Turner was a ‘soldier to the backbone’ (Gardiner); he was ‘naturally fierce, but was mad when he was drunk, and that was very often … he was a learned man, but had been always in armies, and knew no other rule but to obey orders’ (Burnet, Own Time, 1766, i. 296). Wodrow describes him as ‘very bookish.’

He published in 1683 ‘Pallas Armata. Military Essayes of the Ancient Grecian, Roman, and Modern Art of War. Written in 1670 and 1671,’ London, fol., dedicated to the Duke of York. He also left a volume of manuscripts (now Brit. Mus. Add. MS. 12067), comprising memoirs, philosophical essays, biographical notices of Mary Stuart, Mary Tudor, Mazarin, Lucrezia Borgia, and others; translations into English verse from Petrarch, Ronsard, and other poets; a criticism of Guthry's ‘Memoirs,’ which Turner saw in manuscript; and various letters to him from Burnet, the Dukes of Hamilton, and others. The memoirs, with a few other pieces, were privately printed about 1819; 101 copies were purchased by the Bannatyne Club and issued with its name on the title-page in 1829.

Turner divides with Major-general Robert Monro [q. v.] the honour of being the original of Dugald Dalgetty, whose character is, however, more akin to Turner's than to Monro's (Scott, Legend of Montrose, pref.; Notes and Queries, 3rd ser. viii. 144; Blackwood's Mag. October 1898; Literature, 22 Oct. and 5 Nov. 1898).
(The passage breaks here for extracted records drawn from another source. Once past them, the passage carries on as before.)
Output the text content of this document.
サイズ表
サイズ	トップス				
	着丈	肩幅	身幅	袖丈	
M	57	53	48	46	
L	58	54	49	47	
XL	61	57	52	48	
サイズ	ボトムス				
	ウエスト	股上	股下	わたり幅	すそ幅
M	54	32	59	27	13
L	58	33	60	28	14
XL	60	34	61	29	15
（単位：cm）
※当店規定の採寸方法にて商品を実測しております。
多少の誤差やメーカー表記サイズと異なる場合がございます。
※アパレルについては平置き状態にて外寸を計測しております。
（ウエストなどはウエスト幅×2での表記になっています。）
Turner's career may also have suggested some incidents in ‘Old Mortality.’ The ‘Pallas Armata’ is there mentioned as the literary pabulum of Major Bellenden, and its author forms the subject of a note (chap. xi. and note).

A contemporary ‘Colonel’ James Turner (d. 1664), born at Hadley, near Barnet, the son of a minister there, and said to have been apprenticed to a lace merchant in Cheapside, became a goldsmith and lieutenant-colonel of the city militia during the civil war. Pepys describes him as ‘a mad swearing, confident fellow, well known by all, and by me.’ His vices and extravagances led him into debt and crime, and he was executed at Lime Street on 21 Jan. 1663–4 for committing a burglary at the house of Francis Tryon, a London merchant. His death was witnessed by Pepys (who paid a shilling and stood ‘upon the wheel of a cart, in great pain, above an hour before the execution was done’), and was made the occasion of many catch-penny tracts (see Life and Death of James Turner and other pamphlets in Brit Mus. Cat.; Pepys, Diary, ed. Braybrooke, ii. 270–4; Granger, Biogr. Hist. iv. 213).

[Turner's Memoirs; Cal. State Papers, Dom. passim; Add. MSS. 23117 f. 1, 23119 f. 126; Egerton MSS. 2536 f. 341; Burnet's Own Time, ed. 1766, i. 296, 326, 346, and Lives of the Dukes of Hamilton; Hamilton MSS. Ap. Hist. MSS. Comm. 11th Rep. App. pt. vi.; Lauderdale Papers (Camden Soc.), ii. 82, 83; Lamont's Diary (Maitland Club), p. 194; Lauder of Fountainhall's Hist. Notices, pp. 388, 391, 426, Baillie's Journals, iii. 457, Nicoll's Diary of Transactions, pp. 409, 451 (all these in Bannatyne Club); Guthry's Memoirs, 1748, pp. 272, 275, 277; Wodrow's Hist. of the Sufferings of the Church of Scotland, ed. 1829, passim; Granger's Biogr. Hist. iii. 397; Lingard's Hist. of England, ix. 69; Gardiner's Civil War, iv. 155, 182, Commonwealth, i. 420.]